To the guy that was mistake,
I saw someone today that looked like you. My stomach lurched, my hands were shaking and my heart started racing. Why am I this nervous around you? It’s something that it took me some time to realize, but now I understand what had happened to me.
Things could have been different. I kept things from you and I know you did the same. I never told you why I began a relationship with you. I never told you that you looked like someone I know. I never told you that I was still in love with him. I should have been more open and honest about what I wanted, but you should have done the same.
The sex we had was a mistake. I turned my heartbreak into hatred. I was devastated about how things ended in my last relationship and I thought the only way I could feel better was to try and forget. The only way I forgot was in the moment of pure desire and ecstasy. I became obsessed with wanting to forget. I took advantage of you and you took advantage of me.
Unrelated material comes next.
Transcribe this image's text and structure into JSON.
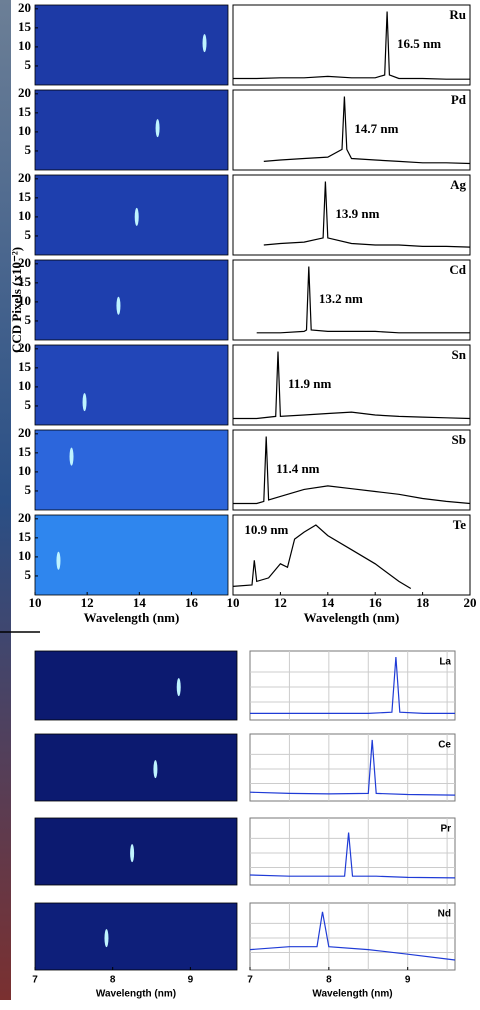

The last day I saw you I will never forget. I told you “no” and you still continued to pressure me. I said “no” when you had your hands on the button of my jeans. I said “no” when you had my pants around my knees. I said “no” when you moved my hands out of the way. I said “no” when you forced yourself inside of me. I felt my flesh tear and I succumbed.
Maybe I wasn’t stern enough. Maybe I wasn’t loud enough. Maybe” no” wasn’t enough. Maybe it was because I ended up giving in. Whatever the reason you didn’t listen. I blamed myself for what happened. I thought that I deserved it because I wasn’t trying hard enough to stop it.
I don’t know why it took me so long to realize that you raped me. I didn’t think it was. I denied it for so long. I was ashamed. I never told anyone because I didn’t want anyone to judge me. I don’t know if I will ever see you again or what I would even say to you, but I’m glad that I can finally come to terms with what happened. What you did wasn’t right. I said no.